See, now this is so much bullshit. If I were to set my Ultimate team up in a defensive drill, and say "OK, the opposing offense will do the following things, in the following order, and at this exact time, so go get 'em," i would be even more worthless than they are. And if they were to actually fuck it up, I would have no choice than to stab them all to death -- which is the worst way to be stabbed!! Defense is by nature a reactive state, meant to repel attacks for which you will likely receive no warning. We run drills because we can't predict everything on paper, and we often don't really know where our true strengths and weaknesses lie until they are tested.

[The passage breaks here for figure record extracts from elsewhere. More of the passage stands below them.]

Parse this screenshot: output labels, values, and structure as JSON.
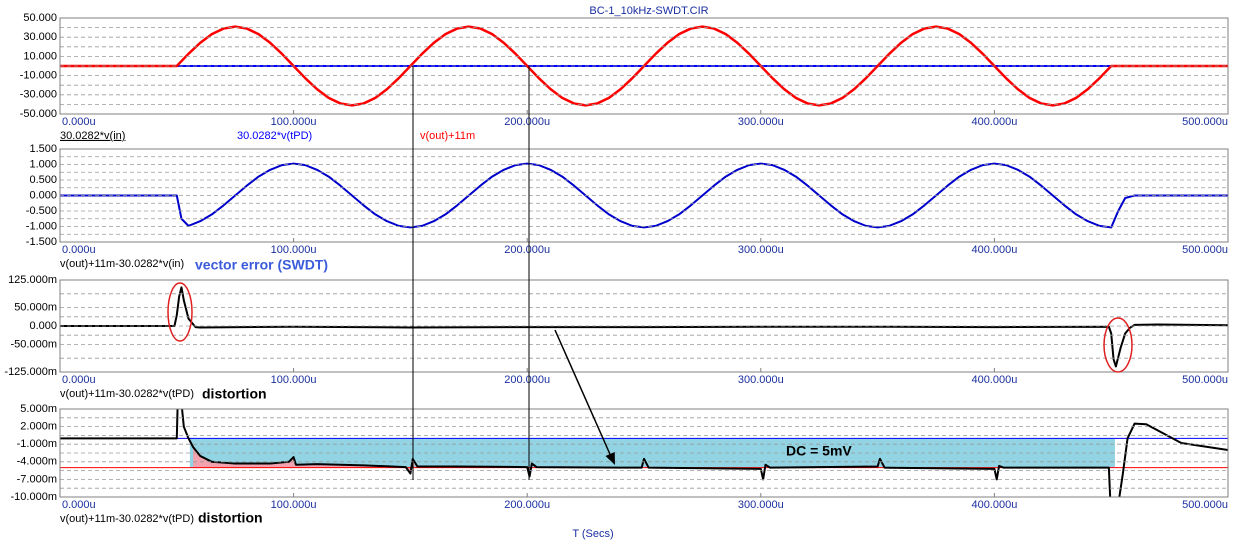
{
  "chart_data": [
    {
      "type": "line",
      "title": "BC-1_10kHz-SWDT.CIR",
      "xlim": [
        0,
        500
      ],
      "xticks": [
        {
          "value": 0,
          "label": "0.000u"
        },
        {
          "value": 100,
          "label": "100.000u"
        },
        {
          "value": 200,
          "label": "200.000u"
        },
        {
          "value": 300,
          "label": "300.000u"
        },
        {
          "value": 400,
          "label": "400.000u"
        },
        {
          "value": 500,
          "label": "500.000u"
        }
      ],
      "ylim": [
        -50,
        50
      ],
      "yticks": [
        {
          "value": 50,
          "label": "50.000"
        },
        {
          "value": 30,
          "label": "30.000"
        },
        {
          "value": 10,
          "label": "10.000"
        },
        {
          "value": -10,
          "label": "-10.000"
        },
        {
          "value": -30,
          "label": "-30.000"
        },
        {
          "value": -50,
          "label": "-50.000"
        }
      ],
      "grid": true,
      "series": [
        {
          "name": "30.0282*v(in)",
          "color": "#000000",
          "x": [
            0,
            50
          ],
          "values": [
            0,
            0
          ]
        },
        {
          "name": "30.0282*v(tPD)",
          "color": "#0000ff",
          "x": [
            0,
            452
          ],
          "values": [
            0,
            0
          ]
        },
        {
          "name": "v(out)+11m",
          "color": "#ff0000",
          "x": [
            0,
            50,
            55,
            60,
            65,
            70,
            75,
            80,
            85,
            90,
            95,
            100,
            105,
            110,
            115,
            120,
            125,
            130,
            135,
            140,
            145,
            150,
            155,
            160,
            165,
            170,
            175,
            180,
            185,
            190,
            195,
            200,
            205,
            210,
            215,
            220,
            225,
            230,
            235,
            240,
            245,
            250,
            255,
            260,
            265,
            270,
            275,
            280,
            285,
            290,
            295,
            300,
            305,
            310,
            315,
            320,
            325,
            330,
            335,
            340,
            345,
            350,
            355,
            360,
            365,
            370,
            375,
            380,
            385,
            390,
            395,
            400,
            405,
            410,
            415,
            420,
            425,
            430,
            435,
            440,
            445,
            450,
            500
          ],
          "values": [
            0,
            0,
            12.7,
            24.1,
            33.2,
            39.0,
            41,
            39.0,
            33.2,
            24.1,
            12.7,
            0,
            -12.7,
            -24.1,
            -33.2,
            -39.0,
            -41,
            -39.0,
            -33.2,
            -24.1,
            -12.7,
            0,
            12.7,
            24.1,
            33.2,
            39.0,
            41,
            39.0,
            33.2,
            24.1,
            12.7,
            0,
            -12.7,
            -24.1,
            -33.2,
            -39.0,
            -41,
            -39.0,
            -33.2,
            -24.1,
            -12.7,
            0,
            12.7,
            24.1,
            33.2,
            39.0,
            41,
            39.0,
            33.2,
            24.1,
            12.7,
            0,
            -12.7,
            -24.1,
            -33.2,
            -39.0,
            -41,
            -39.0,
            -33.2,
            -24.1,
            -12.7,
            0,
            12.7,
            24.1,
            33.2,
            39.0,
            41,
            39.0,
            33.2,
            24.1,
            12.7,
            0,
            -12.7,
            -24.1,
            -33.2,
            -39.0,
            -41,
            -39.0,
            -33.2,
            -24.1,
            -12.7,
            0,
            0
          ]
        }
      ]
    },
    {
      "type": "line",
      "xlim": [
        0,
        500
      ],
      "xticks": [
        {
          "value": 0,
          "label": "0.000u"
        },
        {
          "value": 100,
          "label": "100.000u"
        },
        {
          "value": 200,
          "label": "200.000u"
        },
        {
          "value": 300,
          "label": "300.000u"
        },
        {
          "value": 400,
          "label": "400.000u"
        },
        {
          "value": 500,
          "label": "500.000u"
        }
      ],
      "ylim": [
        -1.5,
        1.5
      ],
      "yticks": [
        {
          "value": 1.5,
          "label": "1.500"
        },
        {
          "value": 1,
          "label": "1.000"
        },
        {
          "value": 0.5,
          "label": "0.500"
        },
        {
          "value": 0,
          "label": "0.000"
        },
        {
          "value": -0.5,
          "label": "-0.500"
        },
        {
          "value": -1,
          "label": "-1.000"
        },
        {
          "value": -1.5,
          "label": "-1.500"
        }
      ],
      "grid": true,
      "annotations": [
        {
          "text": "vector error (SWDT)",
          "color": "#3b5bdb"
        }
      ],
      "series": [
        {
          "name": "v(out)+11m-30.0282*v(in)",
          "color": "#0000cc",
          "x": [
            0,
            50,
            52,
            55,
            60,
            65,
            70,
            75,
            80,
            85,
            90,
            95,
            100,
            105,
            110,
            115,
            120,
            125,
            130,
            135,
            140,
            145,
            150,
            155,
            160,
            165,
            170,
            175,
            180,
            185,
            190,
            195,
            200,
            205,
            210,
            215,
            220,
            225,
            230,
            235,
            240,
            245,
            250,
            255,
            260,
            265,
            270,
            275,
            280,
            285,
            290,
            295,
            300,
            305,
            310,
            315,
            320,
            325,
            330,
            335,
            340,
            345,
            350,
            355,
            360,
            365,
            370,
            375,
            380,
            385,
            390,
            395,
            400,
            405,
            410,
            415,
            420,
            425,
            430,
            435,
            440,
            445,
            450,
            453,
            456,
            460,
            500
          ],
          "values": [
            0,
            0,
            -0.75,
            -0.98,
            -0.83,
            -0.61,
            -0.32,
            0,
            0.32,
            0.61,
            0.83,
            0.98,
            1.03,
            0.98,
            0.83,
            0.61,
            0.32,
            0,
            -0.32,
            -0.61,
            -0.83,
            -0.98,
            -1.03,
            -0.98,
            -0.83,
            -0.61,
            -0.32,
            0,
            0.32,
            0.61,
            0.83,
            0.98,
            1.03,
            0.98,
            0.83,
            0.61,
            0.32,
            0,
            -0.32,
            -0.61,
            -0.83,
            -0.98,
            -1.03,
            -0.98,
            -0.83,
            -0.61,
            -0.32,
            0,
            0.32,
            0.61,
            0.83,
            0.98,
            1.03,
            0.98,
            0.83,
            0.61,
            0.32,
            0,
            -0.32,
            -0.61,
            -0.83,
            -0.98,
            -1.03,
            -0.98,
            -0.83,
            -0.61,
            -0.32,
            0,
            0.32,
            0.61,
            0.83,
            0.98,
            1.03,
            0.98,
            0.83,
            0.61,
            0.32,
            0,
            -0.32,
            -0.61,
            -0.83,
            -0.98,
            -1.03,
            -0.5,
            -0.08,
            0,
            0
          ]
        }
      ]
    },
    {
      "type": "line",
      "xlim": [
        0,
        500
      ],
      "xticks": [
        {
          "value": 0,
          "label": "0.000u"
        },
        {
          "value": 100,
          "label": "100.000u"
        },
        {
          "value": 200,
          "label": "200.000u"
        },
        {
          "value": 300,
          "label": "300.000u"
        },
        {
          "value": 400,
          "label": "400.000u"
        },
        {
          "value": 500,
          "label": "500.000u"
        }
      ],
      "ylim": [
        -125,
        125
      ],
      "yticks": [
        {
          "value": 125,
          "label": "125.000m"
        },
        {
          "value": 50,
          "label": "50.000m"
        },
        {
          "value": 0,
          "label": "0.000"
        },
        {
          "value": -50,
          "label": "-50.000m"
        },
        {
          "value": -125,
          "label": "-125.000m"
        }
      ],
      "grid": true,
      "annotations": [
        {
          "text": "distortion",
          "color": "#000000"
        }
      ],
      "series": [
        {
          "name": "v(out)+11m-30.0282*v(tPD)",
          "color": "#000000",
          "x": [
            0,
            49,
            50,
            51,
            52,
            53,
            55,
            58,
            60,
            100,
            150,
            200,
            250,
            300,
            350,
            400,
            449,
            450,
            451,
            452,
            454,
            456,
            458,
            460,
            470,
            500
          ],
          "values": [
            0,
            0,
            30,
            80,
            105,
            70,
            20,
            -3,
            -4,
            -2,
            -4,
            -3,
            -3,
            -2,
            -2,
            -3,
            -2,
            -20,
            -90,
            -110,
            -60,
            -20,
            -5,
            3,
            4,
            2
          ]
        }
      ]
    },
    {
      "type": "line",
      "xlabel": "T (Secs)",
      "xlim": [
        0,
        500
      ],
      "xticks": [
        {
          "value": 0,
          "label": "0.000u"
        },
        {
          "value": 100,
          "label": "100.000u"
        },
        {
          "value": 200,
          "label": "200.000u"
        },
        {
          "value": 300,
          "label": "300.000u"
        },
        {
          "value": 400,
          "label": "400.000u"
        },
        {
          "value": 500,
          "label": "500.000u"
        }
      ],
      "ylim": [
        -10,
        5
      ],
      "yticks": [
        {
          "value": 5,
          "label": "5.000m"
        },
        {
          "value": 2,
          "label": "2.000m"
        },
        {
          "value": -1,
          "label": "-1.000m"
        },
        {
          "value": -4,
          "label": "-4.000m"
        },
        {
          "value": -7,
          "label": "-7.000m"
        },
        {
          "value": -10,
          "label": "-10.000m"
        }
      ],
      "grid": true,
      "annotations": [
        {
          "text": "distortion",
          "color": "#000000"
        },
        {
          "text": "DC = 5mV",
          "color": "#000000"
        }
      ],
      "bands": [
        {
          "x": [
            55.6,
            451.6
          ],
          "y": [
            0,
            -5
          ],
          "color": "#92d4e4"
        }
      ],
      "hlines": [
        {
          "value": 0,
          "color": "#0000ff"
        },
        {
          "value": -5,
          "color": "#ff0000"
        }
      ],
      "fill_to": {
        "series": 0,
        "x": [
          57,
          152
        ],
        "y": -5,
        "color": "#f2a3ae"
      },
      "series": [
        {
          "name": "v(out)+11m-30.0282*v(tPD)",
          "color": "#000000",
          "x": [
            0,
            50,
            50.5,
            51.5,
            53,
            55,
            57,
            60,
            65,
            75,
            90,
            98,
            100,
            101,
            110,
            130,
            148,
            150,
            151,
            153,
            170,
            200,
            201,
            202,
            204,
            240,
            249,
            250,
            252,
            300,
            301,
            302,
            304,
            350,
            351,
            353,
            400,
            401,
            402,
            404,
            440,
            449,
            450,
            452,
            455,
            457,
            460,
            465,
            480,
            500
          ],
          "values": [
            0,
            0,
            8,
            8,
            2,
            0,
            -1.5,
            -3,
            -4,
            -4.3,
            -4.3,
            -4.0,
            -3.2,
            -4.5,
            -4.4,
            -4.6,
            -4.9,
            -6.0,
            -3.5,
            -4.8,
            -4.8,
            -4.9,
            -6.5,
            -4.3,
            -4.9,
            -5.0,
            -5.0,
            -3.5,
            -5.0,
            -5.2,
            -7,
            -4.5,
            -5.0,
            -4.8,
            -3.5,
            -5,
            -5.2,
            -7,
            -4.7,
            -5,
            -5.0,
            -5.0,
            -14,
            -14,
            -6,
            0,
            2.5,
            2.4,
            -0.8,
            -2
          ]
        }
      ]
    }
  ]
}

You know what reacts well to predetermined, linear types of attack? Machines, that's whut. Metal detectors detect metal. Spellcheck does its best to prevent people like Tiny or Aaron from homiciding the English language. Anti-theft devices explode with permanent blue ink when I steal Vera Wang dresses from The Wang Store.

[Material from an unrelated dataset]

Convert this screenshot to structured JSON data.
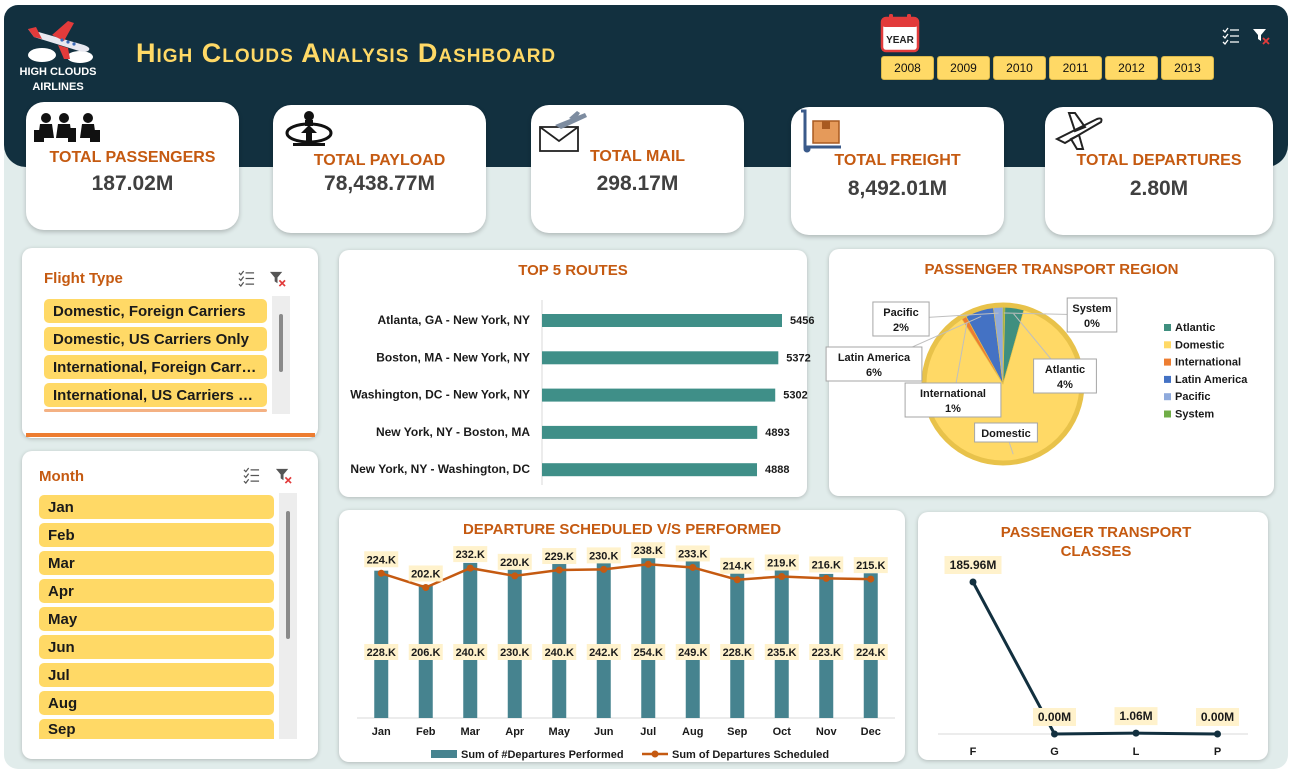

Machines are not meant to adapt to new and unexpected circumstances, but people are. So isn't it a little stupid to give away the one benefit we might have in preventing massive casualties, just to save some political face? And that's all it could possibly be -- politicians and officials don't want to run a drill, watch it fail spectacularly, and then have to explain the learning process to a press corps that only really wants to write about failures.

It's OK for a participants in a well-structured drill to fail. That is the whole fucking point. In this kind of drill, there will be a certain measure of failure no matter what -- if a dirty bomb is released in downtown DC, people are going to die. If someone releases smallpox, chances are good that greater than or equal to one person is going to die of smallpox. This is, in itself, a small measure of failure, but it leads to genuine improvement, and genuine innovation. It leads to a stronger defense. Isn't it better to suck it up, face hard facts, and make tough-ass choices in the drills, in the small hope that it will help us all if we're faced with the real thing?

It can't be that obvious, right? Else they'd probably have thought of that already. Maybe it's that they don't have an Ultimate Frisbee metaphor handy to make it easier to understand.